First responders, educators and Iowans age 65 or older are now able to join healthcare workers in receiving the vaccine, making about 20% of the state’s population eligible amid a particularly deadly stretch—on Sunday the Iowa Department of Public Health recorded 250 deaths, its highest single-day record.
But the new vaccine distribution phase has come as a frustration to some county employees and public health departments around the state who said the quickly announced increase in vaccine qualifiers won’t necessarily see their inoculations due to dose shortages.
“We were surprised when the recommendation was made to open availability to people 65 plus without an increase in supply and we weren’t ready.
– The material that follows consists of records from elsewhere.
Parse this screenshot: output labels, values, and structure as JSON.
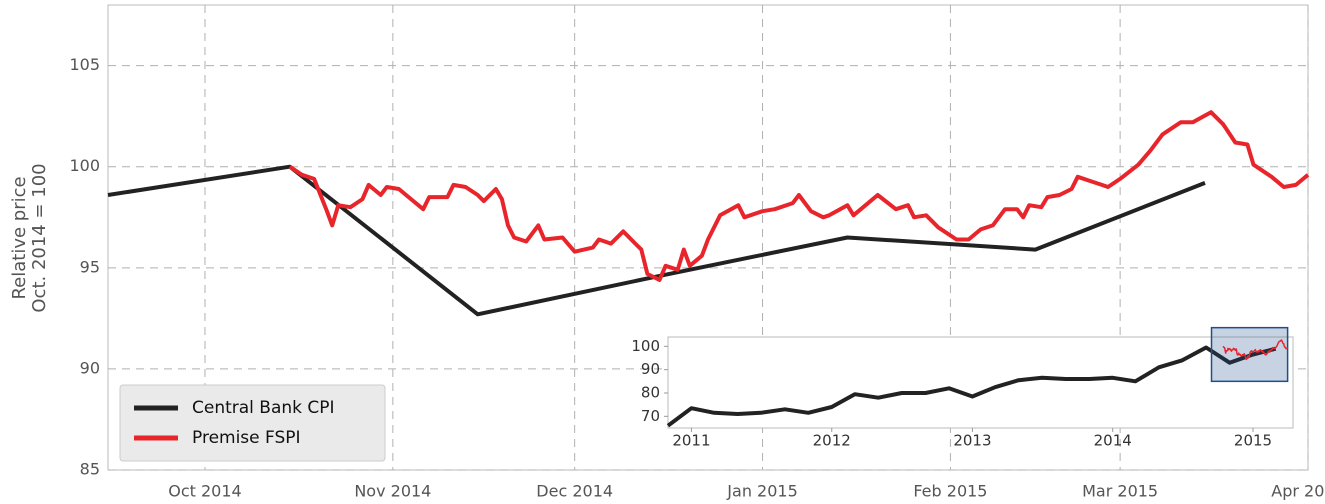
{
  "chart_data": [
    {
      "type": "line",
      "y_label": [
        "Relative price",
        "Oct. 2014 = 100"
      ],
      "xlim": [
        "2014-09-15",
        "2015-04-01"
      ],
      "xticks": [
        {
          "value": "2014-10-01",
          "label": "Oct 2014"
        },
        {
          "value": "2014-11-01",
          "label": "Nov 2014"
        },
        {
          "value": "2014-12-01",
          "label": "Dec 2014"
        },
        {
          "value": "2015-01-01",
          "label": "Jan 2015"
        },
        {
          "value": "2015-02-01",
          "label": "Feb 2015"
        },
        {
          "value": "2015-03-01",
          "label": "Mar 2015"
        },
        {
          "value": "2015-04-01",
          "label": "Apr 2015"
        }
      ],
      "ylim": [
        85,
        108
      ],
      "yticks": [
        85,
        90,
        95,
        100,
        105
      ],
      "grid": true,
      "legend": "lower left",
      "series": [
        {
          "name": "Central Bank CPI",
          "color": "#222222",
          "x": [
            "2014-09-15",
            "2014-10-15",
            "2014-11-15",
            "2014-12-15",
            "2015-01-15",
            "2015-02-15",
            "2015-03-15"
          ],
          "values": [
            98.6,
            100.0,
            92.7,
            94.6,
            96.5,
            95.9,
            99.2
          ]
        },
        {
          "name": "Premise FSPI",
          "color": "#e8252b",
          "x": [
            "2014-10-15",
            "2014-10-17",
            "2014-10-19",
            "2014-10-21",
            "2014-10-22",
            "2014-10-23",
            "2014-10-25",
            "2014-10-27",
            "2014-10-28",
            "2014-10-30",
            "2014-10-31",
            "2014-11-02",
            "2014-11-04",
            "2014-11-06",
            "2014-11-07",
            "2014-11-10",
            "2014-11-11",
            "2014-11-13",
            "2014-11-15",
            "2014-11-16",
            "2014-11-18",
            "2014-11-19",
            "2014-11-20",
            "2014-11-21",
            "2014-11-23",
            "2014-11-25",
            "2014-11-26",
            "2014-11-29",
            "2014-12-01",
            "2014-12-04",
            "2014-12-05",
            "2014-12-07",
            "2014-12-09",
            "2014-12-11",
            "2014-12-12",
            "2014-12-13",
            "2014-12-15",
            "2014-12-16",
            "2014-12-18",
            "2014-12-19",
            "2014-12-20",
            "2014-12-22",
            "2014-12-23",
            "2014-12-25",
            "2014-12-28",
            "2014-12-29",
            "2015-01-01",
            "2015-01-03",
            "2015-01-06",
            "2015-01-07",
            "2015-01-09",
            "2015-01-11",
            "2015-01-12",
            "2015-01-15",
            "2015-01-16",
            "2015-01-18",
            "2015-01-20",
            "2015-01-23",
            "2015-01-25",
            "2015-01-26",
            "2015-01-28",
            "2015-01-30",
            "2015-02-02",
            "2015-02-04",
            "2015-02-06",
            "2015-02-08",
            "2015-02-10",
            "2015-02-12",
            "2015-02-13",
            "2015-02-14",
            "2015-02-16",
            "2015-02-17",
            "2015-02-19",
            "2015-02-21",
            "2015-02-22",
            "2015-02-24",
            "2015-02-26",
            "2015-02-27",
            "2015-03-01",
            "2015-03-04",
            "2015-03-06",
            "2015-03-08",
            "2015-03-11",
            "2015-03-13",
            "2015-03-16",
            "2015-03-18",
            "2015-03-20",
            "2015-03-22",
            "2015-03-23",
            "2015-03-26",
            "2015-03-28",
            "2015-03-30",
            "2015-04-01"
          ],
          "values": [
            100.0,
            99.6,
            99.4,
            97.9,
            97.1,
            98.1,
            98.0,
            98.4,
            99.1,
            98.6,
            99.0,
            98.9,
            98.4,
            97.9,
            98.5,
            98.5,
            99.1,
            99.0,
            98.6,
            98.3,
            98.9,
            98.4,
            97.1,
            96.5,
            96.3,
            97.1,
            96.4,
            96.5,
            95.8,
            96.0,
            96.4,
            96.2,
            96.8,
            96.2,
            95.9,
            94.7,
            94.4,
            95.1,
            94.9,
            95.9,
            95.1,
            95.6,
            96.4,
            97.6,
            98.1,
            97.5,
            97.8,
            97.9,
            98.2,
            98.6,
            97.8,
            97.5,
            97.6,
            98.1,
            97.6,
            98.1,
            98.6,
            97.9,
            98.1,
            97.5,
            97.6,
            97.0,
            96.4,
            96.4,
            96.9,
            97.1,
            97.9,
            97.9,
            97.5,
            98.1,
            98.0,
            98.5,
            98.6,
            98.9,
            99.5,
            99.3,
            99.1,
            99.0,
            99.4,
            100.1,
            100.8,
            101.6,
            102.2,
            102.2,
            102.7,
            102.1,
            101.2,
            101.1,
            100.1,
            99.5,
            99.0,
            99.1,
            99.6
          ]
        }
      ]
    },
    {
      "type": "line",
      "xlim": [
        "2010-11-01",
        "2015-04-15"
      ],
      "xticks": [
        {
          "value": "2011-01-01",
          "label": "2011"
        },
        {
          "value": "2012-01-01",
          "label": "2012"
        },
        {
          "value": "2013-01-01",
          "label": "2013"
        },
        {
          "value": "2014-01-01",
          "label": "2014"
        },
        {
          "value": "2015-01-01",
          "label": "2015"
        }
      ],
      "ylim": [
        65,
        104
      ],
      "yticks": [
        70,
        80,
        90,
        100
      ],
      "highlight_color": "#1f4e8c",
      "series": [
        {
          "color": "#222222",
          "x": [
            "2010-11-01",
            "2011-01-01",
            "2011-03-01",
            "2011-05-01",
            "2011-07-01",
            "2011-09-01",
            "2011-11-01",
            "2012-01-01",
            "2012-03-01",
            "2012-05-01",
            "2012-07-01",
            "2012-09-01",
            "2012-11-01",
            "2013-01-01",
            "2013-03-01",
            "2013-05-01",
            "2013-07-01",
            "2013-09-01",
            "2013-11-01",
            "2014-01-01",
            "2014-03-01",
            "2014-05-01",
            "2014-07-01",
            "2014-09-01",
            "2014-11-01",
            "2015-01-01",
            "2015-03-01"
          ],
          "values": [
            66,
            73.5,
            71.5,
            71,
            71.5,
            73,
            71.5,
            74,
            79.5,
            78,
            80,
            80,
            82,
            78.5,
            82.5,
            85.5,
            86.5,
            86,
            86,
            86.5,
            85,
            91,
            94,
            99.5,
            93,
            96.5,
            99
          ]
        }
      ]
    }
  ]
}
And I’m apologizing for this but make no mistake, we take care of our seniors,” said Polk County Supervisor Angela Connolly in a recent press conference.
“We are very frustrated because we have had many of the process and procedures in place to vaccinate a large number of people, but we simply don’t have enough vaccines, and health department staff is working around the clock to administer the small amount of vaccine that we have.”
At her Wednesday press conference last week, Gov. Kim Reynolds said that Iowa’s weekly supply of vaccine doses rounds to about 45,000 per week—which doesn’t include second dose allotments. Under the new vaccine distribution phase, about 660,000 Iowans qualify.
“The nation’s current vaccine supply simply cannot keep up with the incredibly high demand,” Reynolds said.
Rural Iowa-based infectious disease specialist Megan Srinivas echoed Connolly’s frustrations over receiving news of the increased qualifiers without any preparation or planning from the state.
“Unfortunately, the communication between the Governor and even the county departments of health has been really lacking and there hasn’t been any transparency in how tiers are being selected and how and when they were going to open up the doors to the next levels of the phases,” she said.
“I know that several county health departments were caught off guard when they were suddenly told that everybody 65 plus was going to have access. And left our county health departments in very difficult situations, because suddenly they’re getting calls from everybody and didn’t know this was going to happen and didn’t have the system yet set up that was going to handle the signup and the influx of requests, let alone were aware of what vaccine we were going to get and when.”
Srinivas said that expanding vaccine qualifications in the state isn’t problematic in itself, it just would have been helpful for already strapped public health departments to be made aware of changes ahead of the public in order to prepare for increased requests.
“I think that it’s actually a good move to try to get more people qualified to get the vaccine. Because the more people we can get vaccinated and the faster we can do it, the sooner we can hopefully see transmission start to drop off,” Srinivas said. “So it’s good to open it up, the problem is the manner in which it happened.”